Karakteristik dan Klasifikasi Bite mark

Menurut Bowers (2004), karakteristik fisik pola catatan gigitan adalah:2


1. Lebar gigi
Merupakan jarak mesial-distal terlebar dari suatu gigi.
2. Tebal gigi
Adalah jarak dari labial ke lingual suatu gigi.
3. Lebar rahang
Ialah jarak pada rahang yang sama dari satu sisi ke sisi lainnya (antartonjol)

Lukman (2006) mengatakan bahwa karakteristik catatan gigitan meliputi:1

1. Bentuk empat gigi anterior rahang atas adalah segi empat dengan gigi sentral
memiliki bentuk yang lebih lebar.
2. Bentuk kaninus atas adalah bulat atau oval.
3. Bentuk gigi anterior rahang bawah adalah segi empat dengan lebar gigi yang
hampir sama.
4. Bentuk kaninus bawah adalah bulat atau oval.
5. Adanya jarak kemungkinan disebabkan oleh:
 Pelaku tidak memiliki gigi.
 Gigi lebih pendek dari ukuran normal.
 Terdapat benda yang menghalangi gigitan.
 Obyek yang digigit bergerak.

4
Karakteristik pola gigitan dibagi menjadi dua kelompok besar yakni:

a. Karakteristik kelompok

Karakteristik kelompok adalah fitur, pola, atau sifat yang biasanya terlihat, atau
mencerminkan diberikan kelompok. Temuan biasa kotak persegi panjang atau kecil
seperti bentuk atau linier memar di bagian tengah bekas gigitan merupakan
karakteristik kelompok manusia Gigi atas akan menciptakan pola-pola yang lebih
besar, karena ukuran mereka. Nilai ini adalah bahwa ketika terlihat di foto, tayangan
atau pada kulit individu yang hidup atau meninggal mereka memungkinkan kita untuk
mengidentifikasi kelompok (gigi sini atas atau bawah) dari mana mereka berasal.

b. Karakteristik individu

Karakteristik individu adalah fitur, pola, atau sifat yang merupakan variasi dari
diharapkan menemukan dalam sebuah kelompok tertentu. Contoh ini akan menjadi
diputar gigi, atau mungkin gigi cacat, rusak, atau pecah yang akan membantu untuk
membedakan antara dua dentitions berbeda untuk membantu dalam menentukan gigi
yang menyebabkan cedera atau tanda gigitan.
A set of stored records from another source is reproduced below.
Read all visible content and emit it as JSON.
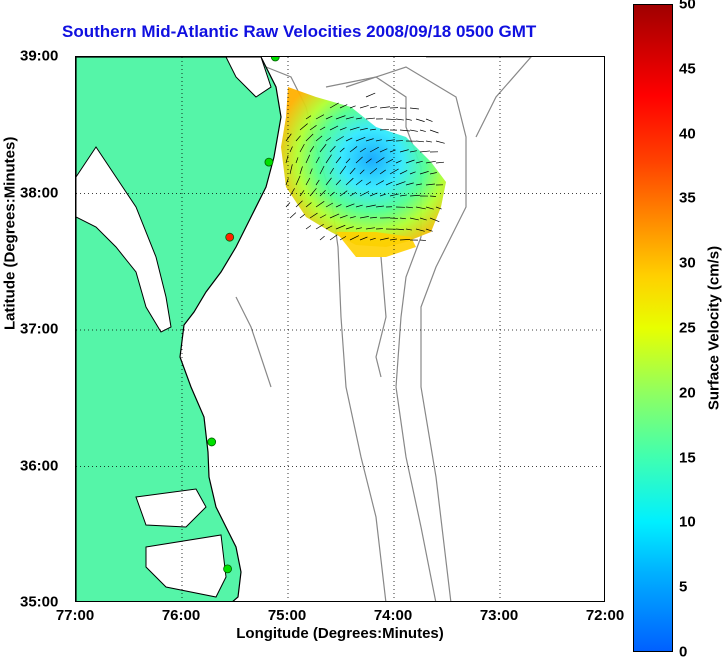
{
  "title": "Southern Mid-Atlantic Raw Velocities 2008/09/18 0500 GMT",
  "xlabel": "Longitude (Degrees:Minutes)",
  "ylabel": "Latitude (Degrees:Minutes)",
  "colorbar": {
    "label": "Surface Velocity (cm/s)",
    "ticks": [
      "0",
      "5",
      "10",
      "15",
      "20",
      "25",
      "30",
      "35",
      "40",
      "45",
      "50"
    ],
    "range": [
      0,
      50
    ]
  },
  "colors": {
    "land": "#55f5a8",
    "title": "#1010e0",
    "coast": "#000000",
    "bathymetry": "#888888",
    "station": "#00e000",
    "station_alert": "#ff2000"
  },
  "chart_data": {
    "type": "map",
    "x_ticks": [
      "77:00",
      "76:00",
      "75:00",
      "74:00",
      "73:00",
      "72:00"
    ],
    "y_ticks": [
      "39:00",
      "38:00",
      "37:00",
      "36:00",
      "35:00"
    ],
    "xlim": [
      -77,
      -72
    ],
    "ylim": [
      35,
      39
    ],
    "grid": "dotted",
    "stations": [
      {
        "lon": -75.12,
        "lat": 39.0,
        "status": "ok"
      },
      {
        "lon": -75.18,
        "lat": 38.23,
        "status": "ok"
      },
      {
        "lon": -75.55,
        "lat": 37.68,
        "status": "alert"
      },
      {
        "lon": -75.72,
        "lat": 36.18,
        "status": "ok"
      },
      {
        "lon": -75.57,
        "lat": 35.25,
        "status": "ok"
      }
    ]
  }
}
Ini adalah penjumlahan dari individu
karakteristik yang menentukan, ketika mereka hadir dalam bekas gigitan, gigi yang
paling cocok ini tanda yang unik atau berbeda ketika hadir di gigi seorang tersangka,
jika dibandingkan dengan tersangka lain dalam kasus ini.

Klasifikasi Pola Gigitan1

Pola gigitan mempunyai derajat perlakuan permukaan sesuai dengan kerasnya


gigitan, pada pola gigitan manusia terdapat 6 kelas (Lukman, 2006), yaitu:
a. Kelas I : pola gigitan terdapat jarak dari gigi incisivus dan kaninus.

5
b. Kelas II : menyerupai pola gigitan kelas I tetapi terlihat pola gigitan
cusp bukal dan palatal maupun cusp bukal dan cusp lingual gigi P1, tetapi
derajat pola gigitannya masih sedikit.

c. Kelas III : derajat luka lebih parah dari kelas II, yaitu permukaan gigit
incisivus telah menyatu akan tetapi dalamnya luka gigitan mempunyai derajat
lebih parah dari pola gigitan kelas II.

d. Kelas IV : terdapat luka pada kulit dan otot di bawah kulit yang sedikit
terlepas atau rupture sehingga terlihat pola gigitannya irreguler.

6
e. Kelas V : terlihat luka yang menyatu pola gigitan incisivus, kaninus,
dan premolar baik pada rahang atas maupun rahang bawah.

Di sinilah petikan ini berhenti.